Resultado, vinte minutos depois a viatura da polícia estava em frente da minha casa.
No dia seguinte Benedito veio conversar comigo:
_Desculpe pela polícia ontem à noite. Meu irmão... Eu já conversei com
ele...
_Tudo bem. Acho que extravasei mesmo, esqueci das crianças.
Porém, o pior estava por vir, foi num sábado quando Benedito resolveu
fazer um revival das noites festivas com os seus amigos jovens em sua casa, a
primeira coisa que percebi que o som estava alto, havia risos e um falatório interminável,
o som era David Bowie The rise... Do outro lado do muro eu estava feliz e
sonolento.
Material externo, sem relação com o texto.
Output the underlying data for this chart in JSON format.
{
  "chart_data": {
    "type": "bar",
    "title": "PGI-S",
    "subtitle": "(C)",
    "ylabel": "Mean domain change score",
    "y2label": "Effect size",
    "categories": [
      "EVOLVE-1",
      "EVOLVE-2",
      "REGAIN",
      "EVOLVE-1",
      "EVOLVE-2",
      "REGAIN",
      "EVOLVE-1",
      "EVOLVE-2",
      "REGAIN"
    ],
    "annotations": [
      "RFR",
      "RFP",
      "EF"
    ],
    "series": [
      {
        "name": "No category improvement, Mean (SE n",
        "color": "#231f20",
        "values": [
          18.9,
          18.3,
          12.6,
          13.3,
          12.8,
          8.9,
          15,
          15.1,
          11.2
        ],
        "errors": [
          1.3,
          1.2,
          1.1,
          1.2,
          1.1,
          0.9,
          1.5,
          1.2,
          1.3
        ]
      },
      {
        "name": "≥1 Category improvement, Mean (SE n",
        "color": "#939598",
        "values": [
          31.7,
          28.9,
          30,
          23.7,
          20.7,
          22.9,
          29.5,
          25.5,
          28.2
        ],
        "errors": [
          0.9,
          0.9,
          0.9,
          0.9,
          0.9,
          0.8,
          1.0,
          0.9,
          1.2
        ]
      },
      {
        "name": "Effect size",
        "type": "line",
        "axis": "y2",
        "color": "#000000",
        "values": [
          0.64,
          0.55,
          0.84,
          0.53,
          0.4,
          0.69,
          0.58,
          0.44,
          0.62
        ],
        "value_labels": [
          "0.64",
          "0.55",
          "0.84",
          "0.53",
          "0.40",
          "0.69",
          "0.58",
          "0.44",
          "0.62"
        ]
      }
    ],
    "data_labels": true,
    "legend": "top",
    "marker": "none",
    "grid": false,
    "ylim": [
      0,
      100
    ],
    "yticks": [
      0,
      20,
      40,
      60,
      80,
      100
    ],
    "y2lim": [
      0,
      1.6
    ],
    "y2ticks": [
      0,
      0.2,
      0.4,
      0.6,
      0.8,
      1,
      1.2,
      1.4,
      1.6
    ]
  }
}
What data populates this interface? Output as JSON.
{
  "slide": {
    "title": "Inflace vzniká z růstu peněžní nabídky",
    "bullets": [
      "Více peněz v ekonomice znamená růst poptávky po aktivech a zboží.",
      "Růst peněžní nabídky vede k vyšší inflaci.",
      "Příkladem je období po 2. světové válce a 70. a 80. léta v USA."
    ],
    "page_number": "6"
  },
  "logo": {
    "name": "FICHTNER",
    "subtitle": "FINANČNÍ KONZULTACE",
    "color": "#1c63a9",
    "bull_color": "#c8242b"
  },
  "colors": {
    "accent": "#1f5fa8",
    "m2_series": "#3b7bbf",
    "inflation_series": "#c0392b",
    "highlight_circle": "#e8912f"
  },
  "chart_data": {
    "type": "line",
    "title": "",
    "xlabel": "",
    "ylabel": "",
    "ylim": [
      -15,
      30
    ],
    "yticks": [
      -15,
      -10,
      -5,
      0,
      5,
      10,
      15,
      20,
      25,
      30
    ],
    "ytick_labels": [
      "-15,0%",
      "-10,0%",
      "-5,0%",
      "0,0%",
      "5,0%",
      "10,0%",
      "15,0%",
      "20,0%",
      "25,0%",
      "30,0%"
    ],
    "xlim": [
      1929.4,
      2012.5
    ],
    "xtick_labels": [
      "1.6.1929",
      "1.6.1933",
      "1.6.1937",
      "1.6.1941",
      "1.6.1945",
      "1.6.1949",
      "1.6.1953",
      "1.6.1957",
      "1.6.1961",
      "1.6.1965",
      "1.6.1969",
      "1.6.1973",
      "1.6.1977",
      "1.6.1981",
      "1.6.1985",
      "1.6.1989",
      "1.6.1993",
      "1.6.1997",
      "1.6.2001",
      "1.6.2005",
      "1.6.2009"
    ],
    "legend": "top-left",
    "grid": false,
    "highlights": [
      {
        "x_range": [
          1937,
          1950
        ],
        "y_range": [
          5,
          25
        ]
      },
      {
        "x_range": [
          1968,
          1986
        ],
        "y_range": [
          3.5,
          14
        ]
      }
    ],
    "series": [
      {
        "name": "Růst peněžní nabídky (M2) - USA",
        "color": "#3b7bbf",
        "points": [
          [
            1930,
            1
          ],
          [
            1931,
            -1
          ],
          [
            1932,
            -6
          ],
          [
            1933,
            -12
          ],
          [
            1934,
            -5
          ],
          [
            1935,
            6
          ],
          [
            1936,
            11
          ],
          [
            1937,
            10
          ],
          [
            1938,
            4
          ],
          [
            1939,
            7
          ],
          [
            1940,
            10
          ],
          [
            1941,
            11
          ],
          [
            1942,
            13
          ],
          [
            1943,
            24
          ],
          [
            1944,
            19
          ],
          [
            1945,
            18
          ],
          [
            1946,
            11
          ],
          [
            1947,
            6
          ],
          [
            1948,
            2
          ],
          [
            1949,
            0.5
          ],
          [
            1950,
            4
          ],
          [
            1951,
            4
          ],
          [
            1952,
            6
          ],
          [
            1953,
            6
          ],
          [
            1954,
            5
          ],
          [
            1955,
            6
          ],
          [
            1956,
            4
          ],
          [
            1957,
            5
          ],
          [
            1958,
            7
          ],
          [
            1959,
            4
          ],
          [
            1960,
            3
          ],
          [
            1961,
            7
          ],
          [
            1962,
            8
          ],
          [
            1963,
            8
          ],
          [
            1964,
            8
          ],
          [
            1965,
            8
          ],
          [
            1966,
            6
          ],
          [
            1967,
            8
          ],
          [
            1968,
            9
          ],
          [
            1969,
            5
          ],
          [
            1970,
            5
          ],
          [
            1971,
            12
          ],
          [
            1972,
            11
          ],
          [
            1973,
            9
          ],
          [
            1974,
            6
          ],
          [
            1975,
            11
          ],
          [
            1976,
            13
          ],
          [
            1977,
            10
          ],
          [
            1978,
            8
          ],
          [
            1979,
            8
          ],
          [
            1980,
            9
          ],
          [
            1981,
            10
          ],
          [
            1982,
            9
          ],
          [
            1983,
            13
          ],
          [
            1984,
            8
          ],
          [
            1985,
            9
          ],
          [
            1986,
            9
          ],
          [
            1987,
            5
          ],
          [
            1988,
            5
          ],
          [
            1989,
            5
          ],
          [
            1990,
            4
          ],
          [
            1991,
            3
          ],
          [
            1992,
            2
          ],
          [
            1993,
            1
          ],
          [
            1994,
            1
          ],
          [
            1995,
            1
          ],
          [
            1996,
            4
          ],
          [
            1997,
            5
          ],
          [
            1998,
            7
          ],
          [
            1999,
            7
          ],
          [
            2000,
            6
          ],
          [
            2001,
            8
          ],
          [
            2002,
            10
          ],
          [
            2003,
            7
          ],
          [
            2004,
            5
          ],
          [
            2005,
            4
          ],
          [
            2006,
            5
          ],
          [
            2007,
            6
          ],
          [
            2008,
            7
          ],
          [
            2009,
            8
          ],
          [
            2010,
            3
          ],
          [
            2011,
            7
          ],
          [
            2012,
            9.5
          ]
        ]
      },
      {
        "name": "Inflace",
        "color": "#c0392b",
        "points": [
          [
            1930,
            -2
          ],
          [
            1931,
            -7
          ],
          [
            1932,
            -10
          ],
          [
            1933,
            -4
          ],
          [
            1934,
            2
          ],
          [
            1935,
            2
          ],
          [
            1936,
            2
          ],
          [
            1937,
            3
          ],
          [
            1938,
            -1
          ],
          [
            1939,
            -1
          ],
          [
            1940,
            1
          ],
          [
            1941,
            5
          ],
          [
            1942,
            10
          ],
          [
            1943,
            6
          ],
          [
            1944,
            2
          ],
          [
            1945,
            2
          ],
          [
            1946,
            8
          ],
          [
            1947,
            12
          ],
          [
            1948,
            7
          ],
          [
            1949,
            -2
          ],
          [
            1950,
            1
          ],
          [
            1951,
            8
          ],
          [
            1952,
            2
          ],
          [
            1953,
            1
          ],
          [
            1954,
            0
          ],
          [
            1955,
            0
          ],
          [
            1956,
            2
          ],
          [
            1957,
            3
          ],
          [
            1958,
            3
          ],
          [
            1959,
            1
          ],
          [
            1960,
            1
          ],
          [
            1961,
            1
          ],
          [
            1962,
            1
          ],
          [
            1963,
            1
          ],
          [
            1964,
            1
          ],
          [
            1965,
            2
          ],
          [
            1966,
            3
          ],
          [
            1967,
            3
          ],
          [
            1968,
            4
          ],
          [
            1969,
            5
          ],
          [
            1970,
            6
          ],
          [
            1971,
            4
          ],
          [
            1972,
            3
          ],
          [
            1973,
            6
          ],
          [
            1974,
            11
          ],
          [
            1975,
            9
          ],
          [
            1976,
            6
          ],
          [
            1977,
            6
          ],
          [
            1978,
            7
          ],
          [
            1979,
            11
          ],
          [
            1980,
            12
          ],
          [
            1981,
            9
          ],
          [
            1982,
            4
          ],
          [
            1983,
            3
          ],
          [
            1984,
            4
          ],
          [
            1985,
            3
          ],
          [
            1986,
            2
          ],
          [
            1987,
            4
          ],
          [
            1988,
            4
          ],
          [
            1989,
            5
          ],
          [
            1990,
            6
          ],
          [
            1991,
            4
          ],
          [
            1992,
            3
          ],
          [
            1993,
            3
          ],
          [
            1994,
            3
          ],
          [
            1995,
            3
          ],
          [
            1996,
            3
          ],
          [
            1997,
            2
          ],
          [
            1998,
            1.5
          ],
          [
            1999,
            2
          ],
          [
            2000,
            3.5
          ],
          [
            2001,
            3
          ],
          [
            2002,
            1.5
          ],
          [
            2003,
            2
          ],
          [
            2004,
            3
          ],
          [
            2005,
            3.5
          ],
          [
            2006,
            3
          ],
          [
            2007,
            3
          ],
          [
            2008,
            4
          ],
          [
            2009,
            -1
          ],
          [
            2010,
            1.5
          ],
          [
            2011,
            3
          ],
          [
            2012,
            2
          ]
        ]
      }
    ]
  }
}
Confesso que dormi um pouco, fui acordado com uma gritaria
gigantesca. Era discussão entre Benedito e seu irmão:
_Que isso Bendito isto aqui já extrapolou todos os limites, som alto,
bebedeira e está pouca vergonha de orgia.
_A casa é minha.
_Mas, você acha certo fazer sexo grupal com as portas e janelas abertas?
Eu tenho filhos pequenos, seus sobrinhos alias. Você é meu irmão.
Foi ai que Benedito perdeu as estribeiras:
_Irmão porra nenhuma... Sou sua irmã. Aceita isso ou vai embora.
_Tio, tio, tio – era as vozes dos sobrinhos.
_Tio não, Tio o “caraio”. Tia, de agora em diante é tia.
Acordei tarde naquele dia e descobri que já não tinha mais vizinho. Mudaram-se
logo de manhã daquele domingo. Nunca mais vi Benedito ou seus sobrinhos, na
verdade a única que coisa que sobrou desse tempo foi o vinil do David Bowie.